Now that everything is in one tibble, it is easy to calculate curve methods. In this case we are using gain_curve().

iris_probs%>%
  gain_curve(Species, .pred_setosa:.pred_virginica) %>%
  glimpse()

## Observations: 141
## Variables: 5
## $ .level          <chr> "setosa", "setosa", "setosa", "setosa", "setosa"…
## $ .n              <dbl> 0, 1, 3, 4, 5, 7, 8, 9, 10, 12, 13, 14, 15, 16, …
## $ .n_events       <dbl> 0, 1, 3, 4, 5, 7, 8, 9, 10, 12, 13, 14, 15, 16, …
## $ .percent_tested <dbl> 0.000000, 1.666667, 5.000000, 6.666667, 8.333333…
## $ .percent_found  <dbl> 0.000000, 5.882353, 17.647059, 23.529412, 29.411…

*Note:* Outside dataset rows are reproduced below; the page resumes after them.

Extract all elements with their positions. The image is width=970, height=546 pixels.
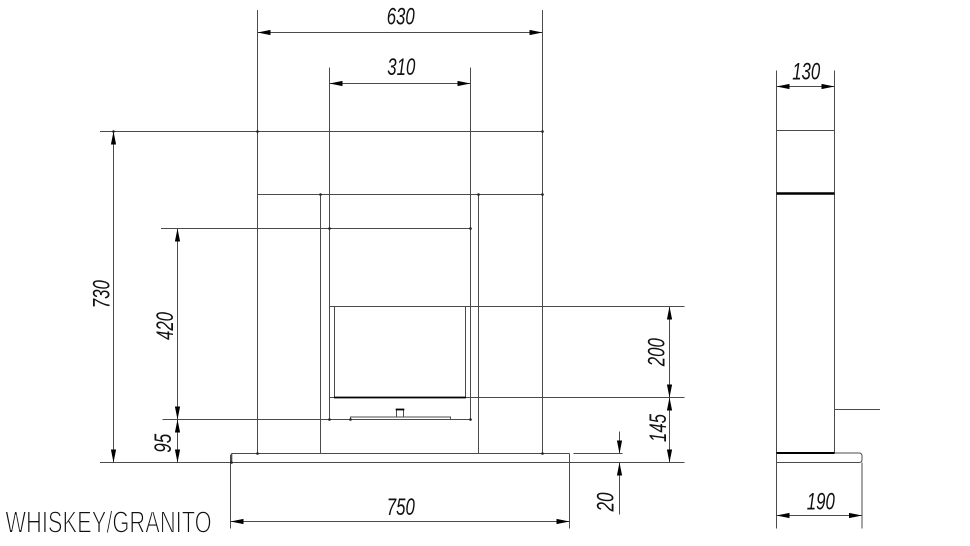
svg-text:730: 730 [89, 280, 116, 308]
svg-text:130: 130 [792, 59, 820, 86]
svg-text:200: 200 [643, 338, 670, 367]
svg-text:310: 310 [387, 54, 415, 81]
svg-text:145: 145 [645, 414, 672, 442]
svg-text:95: 95 [150, 433, 177, 452]
svg-text:20: 20 [593, 492, 620, 512]
svg-text:630: 630 [387, 4, 415, 31]
svg-text:420: 420 [152, 312, 179, 340]
svg-text:WHISKEY/GRANITO: WHISKEY/GRANITO [5, 505, 211, 540]
svg-text:750: 750 [387, 494, 415, 521]
svg-text:190: 190 [807, 488, 835, 515]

The curve methods include an autoplot() function that easily creates a ggplot2 visualization.

iris_probs%>%
  gain_curve(Species, .pred_setosa:.pred_virginica) %>%
  autoplot()

This is an example of a roc_curve(). Again, because of the consistency of the interface, only the function name needs to be modified; even the argument values remain the same.

iris_probs%>%
  roc_curve(Species, .pred_setosa:.pred_virginica) %>%
  autoplot()

To measured the combined single predicted value and the probability of each possible value, combine the two prediction modes (with and without prob type). In this example, using dplyr’s select() makes the resulting tibble easier to read.

predict(iris_ranger, iris_testing, type = "prob") %>%
  bind_cols(predict(iris_ranger, iris_testing)) %>%
  bind_cols(select(iris_testing, Species)) %>%
  glimpse()

## Observations: 60
## Variables: 5
## $ .pred_setosa     <dbl> 0.677480159, 0.978293651, 0.783250000, 0.983972…
## $ .pred_versicolor <dbl> 0.295507937, 0.011706349, 0.150833333, 0.001111…
## $ .pred_virginica  <dbl> 0.02701190, 0.01000000, 0.06591667, 0.01491667,…
## $ .pred_class      <fct> setosa, setosa, setosa, setosa, setosa, setosa,…
## $ Species          <fct> setosa, setosa, setosa, setosa, setosa, setosa,…

Pipe the resulting table into metrics(). In this case, specify .pred_class as the estimate.

predict(iris_ranger, iris_testing, type = "prob") %>%
  bind_cols(predict(iris_ranger, iris_testing)) %>%
  bind_cols(select(iris_testing, Species)) %>%
  metrics(Species, .pred_setosa:.pred_virginica, estimate = .pred_class)

## # A tibble: 4 x 3
##   .metric     .estimator .estimate
##   <chr>       <chr>          <dbl>
## 1 accuracy    multiclass     0.917
## 2 kap         multiclass     0.874
## 3 mn_log_loss multiclass     0.274
## 4 roc_auc     hand_till      0.980

Closing remarks

This end-to-end example is intended to be a gentle introduction to tidymodels. The number of functions, and options of such functions, were kept at a minimum for the purposes of this demonstration, but there is much more that can be done with this wonderful group of packages. Hopefully, this article will help you get started, and maybe even encourage you to expand your knowledge further.

Thank you!

I would like to thank Max Kuhn and Davis Vaughan, the primary developers of tidymodels. They have been very gracious in providing instruction, feedback, and guidance throughout my journey of learning tidymodels.